Before you begin preparing your home for a puppy, you should think about the front yard and garden. First, check fences and gates to be sure there are no holes massive enough for him to get his head stuck in or escape through. Watch for litter and trash cans, which can be knocked over, giving your new puppy the opportunity to eat things that might make him sick. Also, know where you are treating your lawn and garden with pesticides, and then don't let your puppy in that area. In addition, produce sure that all chemicals and more harmful products are put away out of your new child's reach.
Next, you will have to inspect your home as if a strange toddler is coming to live with you! Just like toddlers, puppies will think everything is new and exciting. They don't know when something is dangerous or can't tell if that "interesting" remote control will get them into trouble.
In addition, when restructuring your home for the new puppy, you should keep these tips in mind:
Make sure all electrical and cable wires are either in a space your puppy will not have access to, or hide them under rugs or carpets. Don't keep wires where your puppy may gnaw or chew on them.
Just like a toddler, your puppy will investigate each element, including low cupboards. Just when you believed having a puppy was simpler than an infant, he'll learn to pull those cupboard doors open! Think about installing locks or "child-proof" devices.
So far, so good, right? Well, that's only if you remember that in reality your puppy has the brain of a little kid. Soon you'll be getting ready for afternoon walks to the park, three a.m. trips to the bathroom, (more officially, outside) and lots of snuggling. So, while preparing your home for your puppy, think of him as a member of your family. Get him a bed that is chew resistant. Line it with comfortable, washable, bedding and then place it in a favorite place just for him. Be sure it's somewhere he'll be safe and comfortable.

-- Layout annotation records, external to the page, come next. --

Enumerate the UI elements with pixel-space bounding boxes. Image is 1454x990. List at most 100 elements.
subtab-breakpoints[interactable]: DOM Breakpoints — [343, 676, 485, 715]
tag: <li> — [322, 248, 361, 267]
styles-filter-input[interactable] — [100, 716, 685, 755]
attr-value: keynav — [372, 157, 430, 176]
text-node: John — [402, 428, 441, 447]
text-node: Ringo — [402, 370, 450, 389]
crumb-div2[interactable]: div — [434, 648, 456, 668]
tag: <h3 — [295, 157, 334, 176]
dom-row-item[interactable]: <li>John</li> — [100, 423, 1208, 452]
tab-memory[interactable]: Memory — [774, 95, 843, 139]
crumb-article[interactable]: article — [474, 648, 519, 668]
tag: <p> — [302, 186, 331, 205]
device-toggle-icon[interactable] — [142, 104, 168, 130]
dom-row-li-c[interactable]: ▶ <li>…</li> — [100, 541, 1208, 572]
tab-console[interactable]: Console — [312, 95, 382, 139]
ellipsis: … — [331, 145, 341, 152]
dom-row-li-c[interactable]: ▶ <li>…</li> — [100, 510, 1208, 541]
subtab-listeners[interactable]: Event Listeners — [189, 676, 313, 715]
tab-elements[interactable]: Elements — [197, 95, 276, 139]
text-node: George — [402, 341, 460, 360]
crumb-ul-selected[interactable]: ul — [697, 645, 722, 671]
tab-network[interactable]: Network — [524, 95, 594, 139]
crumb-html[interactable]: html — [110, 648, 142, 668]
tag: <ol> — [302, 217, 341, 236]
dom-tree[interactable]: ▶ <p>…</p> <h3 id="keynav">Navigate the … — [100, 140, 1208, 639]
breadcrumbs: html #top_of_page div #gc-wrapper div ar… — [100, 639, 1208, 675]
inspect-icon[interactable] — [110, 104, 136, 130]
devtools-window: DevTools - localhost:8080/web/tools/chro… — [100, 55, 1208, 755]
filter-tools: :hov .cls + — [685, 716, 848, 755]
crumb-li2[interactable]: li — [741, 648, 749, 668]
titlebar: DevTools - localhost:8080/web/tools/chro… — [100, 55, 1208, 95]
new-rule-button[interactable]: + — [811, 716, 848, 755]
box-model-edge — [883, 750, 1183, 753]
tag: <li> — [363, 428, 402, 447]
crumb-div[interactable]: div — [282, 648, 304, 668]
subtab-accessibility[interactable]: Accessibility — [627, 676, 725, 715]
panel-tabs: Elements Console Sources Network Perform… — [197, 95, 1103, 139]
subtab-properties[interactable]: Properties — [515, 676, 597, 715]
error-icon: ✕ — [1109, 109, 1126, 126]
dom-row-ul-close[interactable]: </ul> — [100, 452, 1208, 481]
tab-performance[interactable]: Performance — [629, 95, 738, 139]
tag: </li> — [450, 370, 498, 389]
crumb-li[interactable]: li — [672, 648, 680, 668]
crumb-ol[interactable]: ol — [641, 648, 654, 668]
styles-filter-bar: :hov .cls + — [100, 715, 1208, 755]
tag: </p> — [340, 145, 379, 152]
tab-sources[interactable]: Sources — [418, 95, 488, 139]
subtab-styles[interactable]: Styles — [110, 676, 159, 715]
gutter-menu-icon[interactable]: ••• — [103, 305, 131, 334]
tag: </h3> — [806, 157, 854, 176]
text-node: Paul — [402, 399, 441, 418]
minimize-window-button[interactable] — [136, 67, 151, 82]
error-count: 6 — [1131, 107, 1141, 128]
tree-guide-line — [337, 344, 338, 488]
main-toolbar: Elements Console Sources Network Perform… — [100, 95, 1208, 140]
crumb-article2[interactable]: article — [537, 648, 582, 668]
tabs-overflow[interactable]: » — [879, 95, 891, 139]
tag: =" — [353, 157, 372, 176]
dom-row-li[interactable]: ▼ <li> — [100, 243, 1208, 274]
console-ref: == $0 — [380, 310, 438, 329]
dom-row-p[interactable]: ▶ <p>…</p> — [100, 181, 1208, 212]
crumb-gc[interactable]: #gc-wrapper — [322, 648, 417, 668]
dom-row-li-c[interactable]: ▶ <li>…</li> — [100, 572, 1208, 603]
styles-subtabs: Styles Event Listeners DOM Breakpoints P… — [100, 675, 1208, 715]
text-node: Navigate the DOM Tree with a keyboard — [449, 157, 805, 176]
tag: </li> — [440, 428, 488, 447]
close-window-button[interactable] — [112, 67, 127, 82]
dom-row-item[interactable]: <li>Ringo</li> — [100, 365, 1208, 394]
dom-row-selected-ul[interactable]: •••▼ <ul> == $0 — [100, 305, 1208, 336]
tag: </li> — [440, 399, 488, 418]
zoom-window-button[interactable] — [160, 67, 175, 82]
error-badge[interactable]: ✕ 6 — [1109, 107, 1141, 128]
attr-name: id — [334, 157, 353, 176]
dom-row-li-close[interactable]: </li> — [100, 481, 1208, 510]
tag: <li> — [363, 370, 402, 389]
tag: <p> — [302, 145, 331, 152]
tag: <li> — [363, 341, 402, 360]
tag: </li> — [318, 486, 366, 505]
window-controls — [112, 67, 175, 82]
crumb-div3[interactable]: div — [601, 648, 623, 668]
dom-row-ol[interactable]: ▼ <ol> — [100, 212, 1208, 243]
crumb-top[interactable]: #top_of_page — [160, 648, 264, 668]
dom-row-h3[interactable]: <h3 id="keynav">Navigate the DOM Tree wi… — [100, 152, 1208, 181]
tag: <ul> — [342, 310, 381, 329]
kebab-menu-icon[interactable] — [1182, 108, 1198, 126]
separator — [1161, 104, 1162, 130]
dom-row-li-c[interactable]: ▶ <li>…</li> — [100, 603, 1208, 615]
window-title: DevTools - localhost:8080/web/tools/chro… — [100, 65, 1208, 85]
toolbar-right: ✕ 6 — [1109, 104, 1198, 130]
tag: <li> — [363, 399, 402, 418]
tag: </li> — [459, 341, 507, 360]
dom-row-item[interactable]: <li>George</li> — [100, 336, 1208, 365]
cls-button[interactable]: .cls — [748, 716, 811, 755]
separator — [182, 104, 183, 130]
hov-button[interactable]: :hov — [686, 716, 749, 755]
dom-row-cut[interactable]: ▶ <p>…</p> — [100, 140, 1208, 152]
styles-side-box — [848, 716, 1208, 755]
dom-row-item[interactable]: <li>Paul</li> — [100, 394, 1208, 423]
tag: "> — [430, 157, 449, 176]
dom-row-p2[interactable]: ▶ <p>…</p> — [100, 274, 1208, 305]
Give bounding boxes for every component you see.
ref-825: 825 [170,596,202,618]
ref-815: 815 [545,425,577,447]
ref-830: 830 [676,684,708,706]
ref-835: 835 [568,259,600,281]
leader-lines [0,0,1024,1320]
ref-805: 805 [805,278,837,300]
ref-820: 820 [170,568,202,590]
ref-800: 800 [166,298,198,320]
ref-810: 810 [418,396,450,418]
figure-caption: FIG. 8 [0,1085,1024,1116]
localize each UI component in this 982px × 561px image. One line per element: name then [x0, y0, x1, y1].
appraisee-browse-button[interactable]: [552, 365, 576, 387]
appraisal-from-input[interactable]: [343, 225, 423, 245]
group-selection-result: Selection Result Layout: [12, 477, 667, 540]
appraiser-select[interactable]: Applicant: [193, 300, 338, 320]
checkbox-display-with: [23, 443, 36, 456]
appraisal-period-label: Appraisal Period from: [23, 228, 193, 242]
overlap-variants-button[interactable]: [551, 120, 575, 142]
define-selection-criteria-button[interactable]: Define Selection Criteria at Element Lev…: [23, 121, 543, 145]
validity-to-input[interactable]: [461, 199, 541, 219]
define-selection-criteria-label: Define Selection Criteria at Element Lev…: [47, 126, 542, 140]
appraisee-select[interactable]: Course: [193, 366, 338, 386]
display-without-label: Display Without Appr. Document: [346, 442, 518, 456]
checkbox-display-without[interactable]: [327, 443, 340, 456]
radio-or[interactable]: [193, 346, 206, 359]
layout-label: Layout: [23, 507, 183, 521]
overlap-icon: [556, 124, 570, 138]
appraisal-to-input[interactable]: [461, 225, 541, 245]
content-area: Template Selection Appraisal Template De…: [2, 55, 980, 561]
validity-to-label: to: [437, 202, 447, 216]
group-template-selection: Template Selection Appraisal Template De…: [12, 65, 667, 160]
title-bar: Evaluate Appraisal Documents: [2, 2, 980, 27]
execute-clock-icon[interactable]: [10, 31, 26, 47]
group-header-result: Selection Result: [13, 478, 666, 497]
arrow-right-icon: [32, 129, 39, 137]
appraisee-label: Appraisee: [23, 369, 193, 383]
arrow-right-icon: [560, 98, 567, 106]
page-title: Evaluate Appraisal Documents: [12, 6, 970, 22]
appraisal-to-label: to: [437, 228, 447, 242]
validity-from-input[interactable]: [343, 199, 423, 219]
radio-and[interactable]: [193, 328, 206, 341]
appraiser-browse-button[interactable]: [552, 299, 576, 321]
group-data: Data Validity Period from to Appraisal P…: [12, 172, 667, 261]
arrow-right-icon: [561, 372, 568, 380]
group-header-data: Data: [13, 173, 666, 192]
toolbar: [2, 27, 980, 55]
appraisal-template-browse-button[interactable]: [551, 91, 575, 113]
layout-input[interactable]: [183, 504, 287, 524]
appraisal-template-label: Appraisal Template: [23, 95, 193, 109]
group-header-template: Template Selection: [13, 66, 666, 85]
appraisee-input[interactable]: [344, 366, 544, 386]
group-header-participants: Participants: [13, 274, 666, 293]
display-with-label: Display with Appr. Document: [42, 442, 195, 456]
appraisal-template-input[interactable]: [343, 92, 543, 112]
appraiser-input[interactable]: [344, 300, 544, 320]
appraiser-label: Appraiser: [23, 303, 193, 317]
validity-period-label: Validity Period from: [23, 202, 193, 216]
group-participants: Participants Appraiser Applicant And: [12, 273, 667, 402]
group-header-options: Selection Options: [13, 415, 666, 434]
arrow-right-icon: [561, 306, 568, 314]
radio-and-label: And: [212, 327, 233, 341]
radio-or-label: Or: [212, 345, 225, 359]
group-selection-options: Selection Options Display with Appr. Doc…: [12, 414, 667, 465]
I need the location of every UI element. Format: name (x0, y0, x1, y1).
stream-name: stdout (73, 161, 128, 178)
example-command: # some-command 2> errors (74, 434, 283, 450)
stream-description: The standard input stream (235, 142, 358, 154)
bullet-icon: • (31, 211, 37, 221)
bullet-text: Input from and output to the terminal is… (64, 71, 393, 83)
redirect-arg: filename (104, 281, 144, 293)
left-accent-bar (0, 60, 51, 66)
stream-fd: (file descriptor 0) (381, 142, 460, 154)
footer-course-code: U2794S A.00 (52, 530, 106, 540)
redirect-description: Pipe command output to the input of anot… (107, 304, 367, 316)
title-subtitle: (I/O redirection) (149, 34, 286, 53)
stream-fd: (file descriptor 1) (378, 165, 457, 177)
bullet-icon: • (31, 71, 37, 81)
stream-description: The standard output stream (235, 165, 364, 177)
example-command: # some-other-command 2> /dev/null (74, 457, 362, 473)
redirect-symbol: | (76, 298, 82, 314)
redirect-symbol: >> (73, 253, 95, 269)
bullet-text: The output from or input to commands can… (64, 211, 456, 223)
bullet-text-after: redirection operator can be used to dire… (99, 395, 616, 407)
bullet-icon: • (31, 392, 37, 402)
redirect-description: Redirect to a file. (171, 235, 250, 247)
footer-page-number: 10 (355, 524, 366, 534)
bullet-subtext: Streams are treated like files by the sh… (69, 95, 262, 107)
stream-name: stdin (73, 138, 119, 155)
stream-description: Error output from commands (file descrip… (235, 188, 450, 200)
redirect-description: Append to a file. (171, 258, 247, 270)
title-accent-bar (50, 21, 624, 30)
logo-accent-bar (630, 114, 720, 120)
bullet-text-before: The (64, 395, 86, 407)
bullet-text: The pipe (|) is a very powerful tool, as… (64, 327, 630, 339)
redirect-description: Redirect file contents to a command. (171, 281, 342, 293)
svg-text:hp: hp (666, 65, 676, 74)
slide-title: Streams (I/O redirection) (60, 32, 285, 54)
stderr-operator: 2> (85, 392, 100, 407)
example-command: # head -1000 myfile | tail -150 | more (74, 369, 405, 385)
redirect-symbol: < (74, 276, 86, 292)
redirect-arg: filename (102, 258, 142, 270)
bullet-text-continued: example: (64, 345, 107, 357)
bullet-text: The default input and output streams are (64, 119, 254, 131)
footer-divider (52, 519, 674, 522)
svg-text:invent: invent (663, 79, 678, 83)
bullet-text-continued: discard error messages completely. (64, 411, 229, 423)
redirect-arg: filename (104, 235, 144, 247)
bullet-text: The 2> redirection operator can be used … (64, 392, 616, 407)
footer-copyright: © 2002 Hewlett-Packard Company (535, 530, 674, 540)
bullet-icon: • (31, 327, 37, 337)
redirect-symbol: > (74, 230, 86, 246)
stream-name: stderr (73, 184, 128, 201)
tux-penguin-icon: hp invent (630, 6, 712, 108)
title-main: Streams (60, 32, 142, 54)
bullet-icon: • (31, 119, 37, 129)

Preparing your home for your new puppy is a lot to handle, so you can look at buying a puppy pen until everything settles down. Just like a baby's playpen, a puppy pen will offer an area for him to play without roaming the home. By doing this, you are also saving your furniture and more objects from being chewed on. (Don't worry, he'll hopefully grow out of this!)
One last thing to think about when preparing your home for your puppy is any stairs that you might have in the home. If you have an open basement or even 2nd floor, utilize toddler gates to confine his run area to avoid accidents. Infants and puppies aren't aware of danger and don't understand that they may fall down steps and get hurt.
The bottom line to think about while preparing your home for the new puppy is, just like a baby, they will require cuddling, attention and there will obviously be a lot of wet kisses!